Friday, 17 June 2016

Comments and queries

Unfortunately, the note on the top bar explaining how Comments are dealt with in this blog disappeared when I tried to amend it a few weeks ago, and I still haven’t had time to sort this out.

In the meantime, in view of the number of comments and queries still being received, I thought I had better explain again how these are dealt with.

First, no comment appears in the blog until it has first been ‘moderated’. This ensures that spam and other rubbish is excluded. Pressures on my time usually lead to a delay of between two to three days and a week before a comment is published, and occasionally a lot longer.

Secondly, my practice is only to publish those comments and queries that are likely to be of some interest to other readers of the blog. The comments facility is not (and never has been) a means of obtaining free advice on individual planning problems.

Thus queries that are focused solely on a particular problem encountered by a reader, and on which they are trying to find advice, is likely to be deleted without being published. On the other hand, if an identified problem is a common one, then I may decide to publish it with my response, simply to illustrate the point that has been raised. However, this is always strictly on the basis that my comments in response to the question are not to be treated as legal advice, and that no responsibility can be accepted either by me or by Keystone Law for any loss or damage resulting from reliance being placed on such comments.

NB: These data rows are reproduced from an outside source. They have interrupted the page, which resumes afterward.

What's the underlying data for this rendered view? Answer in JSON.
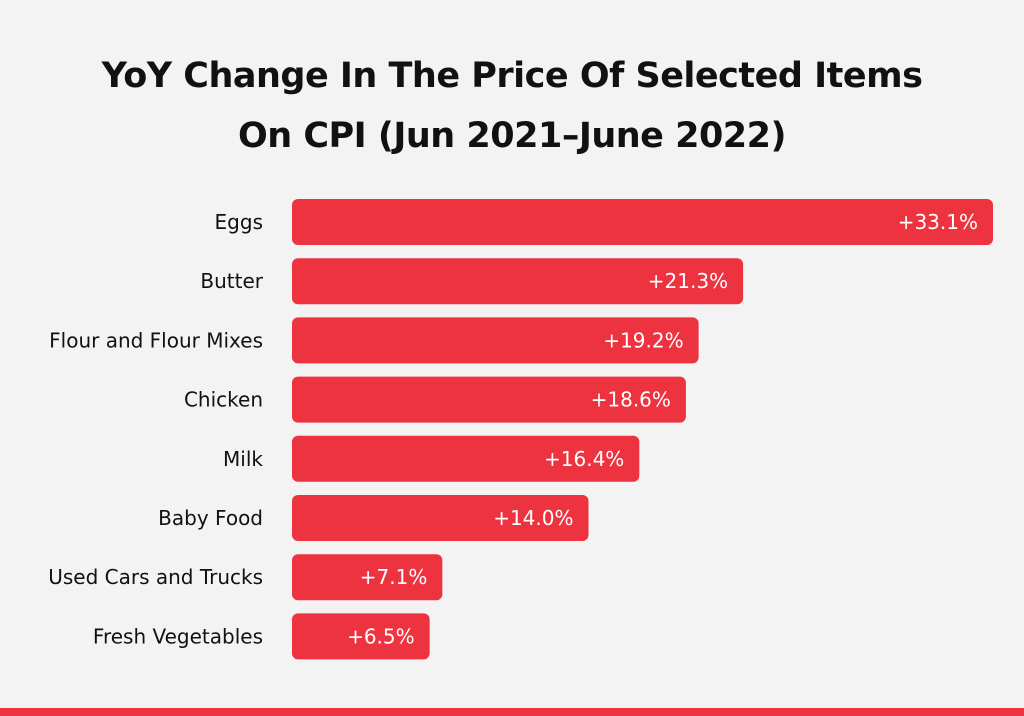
{
  "colors": {
    "background": "#f3f3f3",
    "bar": "#ee3340",
    "bottom_bar": "#ee3340",
    "label_text": "#111111",
    "value_text": "#ffffff"
  },
  "chart_data": {
    "type": "bar",
    "orientation": "horizontal",
    "title": "YoY Change In The Price Of Selected Items On CPI (Jun 2021–June 2022)",
    "title_lines": [
      "YoY Change In The Price Of Selected Items",
      "On CPI (Jun 2021–June 2022)"
    ],
    "xlabel": "",
    "ylabel": "",
    "xlim": [
      0,
      33.1
    ],
    "unit": "%",
    "categories": [
      "Eggs",
      "Butter",
      "Flour and Flour Mixes",
      "Chicken",
      "Milk",
      "Baby Food",
      "Used Cars and Trucks",
      "Fresh Vegetables"
    ],
    "values": [
      33.1,
      21.3,
      19.2,
      18.6,
      16.4,
      14.0,
      7.1,
      6.5
    ],
    "value_labels": [
      "+33.1%",
      "+21.3%",
      "+19.2%",
      "+18.6%",
      "+16.4%",
      "+14.0%",
      "+7.1%",
      "+6.5%"
    ]
  }
}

If a reader wishes to obtain specific advice on a planning problem they have encountered, the comments facility on the blog is not the appropriate means of doing so. The ‘Blogger’ software does not allow me to ascertain the enquirer’s email address, and so I could not respond personally in any event.

The way to seek specific advice is to send me an email at Keystone Law []. However, I must make it clear that I (or one of my colleagues in our planning law team) will only be able to give advice on the basis of full instructions on a fee-paying basis. We cannot offer free advice, nor can we “just give a few moments’ advice on the telephone”. We can only deal with substantive matters on the basis of a full professional retainer. We simply haven’t got time to deal with ‘quick’ queries.

If you wish to make use of our professional services, we shall need your full contact details (full name, home address [or business address where you are instructing us on behalf of a company], telephone numbers, etc.) and we shall also need to see emailed copies of all the relevant documents and/or correspondence that will be required in order to enable us to assess the matter.

Due to my own commitments, it will not usually be possible for me to deal personally with any resulting instructions, but readers of this blog may rest assured that all my colleagues in our planning law team are as knowledgeable and experienced in planning law as I am. (We have no juniors or trainees in the team, and so all instructions are dealt with at a senior level).

Our hourly charging rate is £310 (plus VAT). We have set this charging rate “because we’re worth it” (as one well-known advertising slogan puts it), and it does enable us to keep our workload under some sort of control by ensuring that the kind of instructions we get are substantial matters which really do need our legal input. In practice, our fees for the simplest advice are unlikely to be less than £1,500 (plus VAT), subject to a consideration of the relevant background facts by the member of our planning law team who would be handling the matter. Dealing with various formal procedures in addition to this advice (e.g. corresponding with the local planning authority or dealing with an application or appeal) would, of course, be significantly more expensive. However, before commencing work on the matter, we always agree the fee budget with our client and the scope of what is included within that sum.

Upon our receiving sufficient details of the matter to enable us to assess an appropriate fee budget, we will send you an engagement letter confirming the fee budget and setting out our standard terms of business. Your liability to pay fees for our services will commence upon our receiving a signed copy of that letter back from you.

I hope this note is helpful in clarifying the basis on which comments and queries are handled in this blog, and in explaining how readers who wish to obtain our professional advice can do so.